Reading as a linguist, I can appreciate the attention given to semantic shifts and to the arbitrariness not only of the sign but of the signified. But as a historical linguist, it feels rather at cross-purposes to the questions of interest to me. Fundamentally, I don't much care which ethnic label people identify or are identified with: for me, "Berber", like "Arabic", is primarily useful as a linguistic category. And its referent has a history starting far earlier than the earliest attestation of "Berber", "Tamazight", or any other label one might choose to apply to it. It is necessary and appropriate to historicize such labels - to be aware that Masinissa or Dihya or Fatma n'Soumer were not acting in the name of some kind of Amazigh nationalism, and may not even have been familiar with "Amazigh" as a name, let alone as an identity. But how this relatively close-knit language family spread, and retreated, remains a historical question, of interest to archeologists and population geneticists as well as linguists, which an exclusive focus on ethnic labels erases.

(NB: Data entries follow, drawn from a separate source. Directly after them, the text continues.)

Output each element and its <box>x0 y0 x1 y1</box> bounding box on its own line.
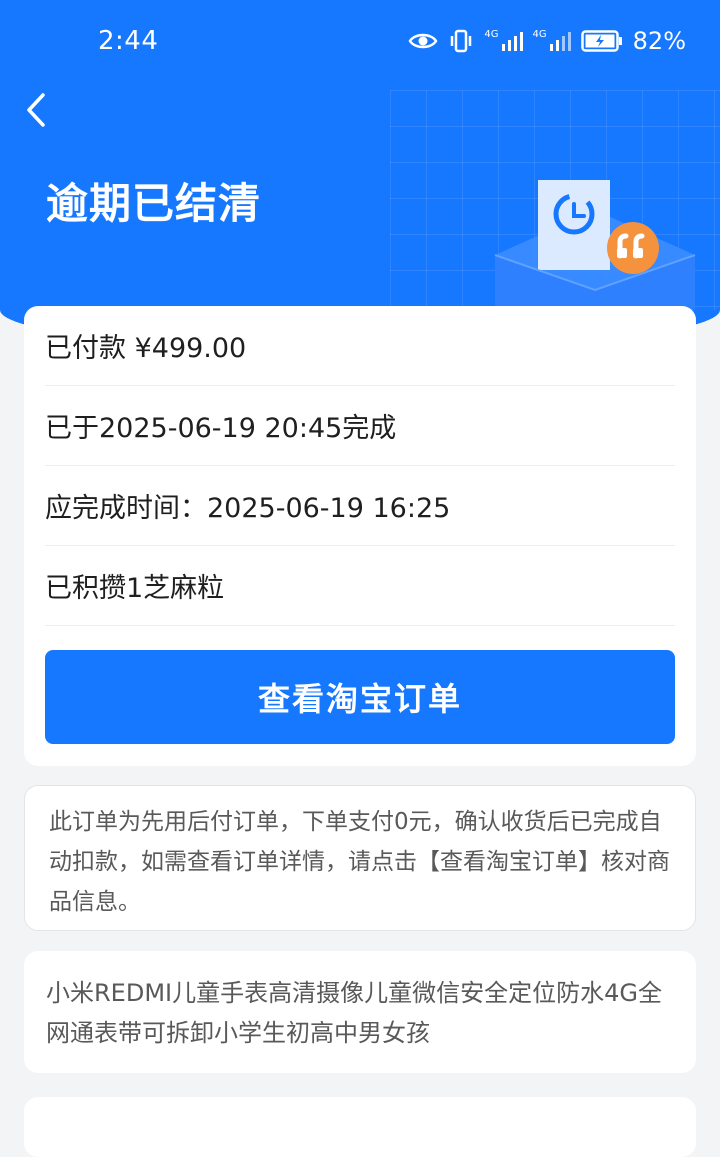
paid-text: 已付款 ¥499.00 <box>45 333 247 364</box>
order-summary-card: 已付款 ¥499.00 已于2025-06-19 20:45完成 应完成时间：2… <box>24 306 696 766</box>
battery-percent: 82% <box>632 27 686 55</box>
info-note-text: 此订单为先用后付订单，下单支付0元，确认收货后已完成自动扣款，如需查看订单详情，… <box>49 809 670 915</box>
view-taobao-order-button[interactable]: 查看淘宝订单 <box>45 650 675 744</box>
product-card[interactable]: 小米REDMI儿童手表高清摄像儿童微信安全定位防水4G全网通表带可拆卸小学生初高… <box>24 951 696 1073</box>
points-row: 已积攒1芝麻粒 <box>45 546 675 626</box>
due-time-row: 应完成时间：2025-06-19 16:25 <box>45 466 675 546</box>
next-card <box>24 1097 696 1157</box>
status-time: 2:44 <box>98 26 159 56</box>
paid-row: 已付款 ¥499.00 <box>45 306 675 386</box>
vibrate-icon <box>451 29 472 53</box>
completed-row: 已于2025-06-19 20:45完成 <box>45 386 675 466</box>
product-title: 小米REDMI儿童手表高清摄像儿童微信安全定位防水4G全网通表带可拆卸小学生初高… <box>46 979 662 1047</box>
chevron-left-icon <box>27 93 45 127</box>
envelope-clock-illustration <box>494 180 696 310</box>
due-time-text: 应完成时间：2025-06-19 16:25 <box>45 493 451 524</box>
back-button[interactable] <box>14 88 58 132</box>
status-icons: 4G 4G 82% <box>408 26 686 56</box>
network-label: 4G <box>532 29 547 40</box>
status-bar: 2:44 4G 4G 82% <box>0 0 720 84</box>
battery-icon <box>580 30 622 52</box>
signal-icon: 4G <box>533 30 571 52</box>
eye-icon <box>408 33 438 49</box>
network-label: 4G <box>484 29 499 40</box>
info-note-card: 此订单为先用后付订单，下单支付0元，确认收货后已完成自动扣款，如需查看订单详情，… <box>24 785 696 931</box>
completed-text: 已于2025-06-19 20:45完成 <box>45 413 397 444</box>
points-text: 已积攒1芝麻粒 <box>45 573 225 604</box>
page-title: 逾期已结清 <box>46 179 262 228</box>
signal-icon: 4G <box>484 29 523 52</box>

It should, however, help to provoke reflection on the appropriate choice of label for this language family. "Berber", neutral though it undoubtedly is in English or French, does have a problematic history; the derivation from "barbarian" may be inaccurate, but this book really underscores the extent to which its usage in Arabic has been overwhelmingly negative and "othering" for most of the region's history. "Amazigh" does not have this problem, but is strongly associated with a projection of shared ethnicity into the past which risks distorting our picture of language spread. In an ideal world, one might prefer a purely geographical label ("Northwest African"?), or, better yet, a purely linguistic one (iles-languages, after the usual word for "tongue"?) In practice, however - here as elsewhere - it seems preferable to live with the occasional misunderstandings caused by the use of a well-known "ethnic" term than to confuse the public with a completely novel one.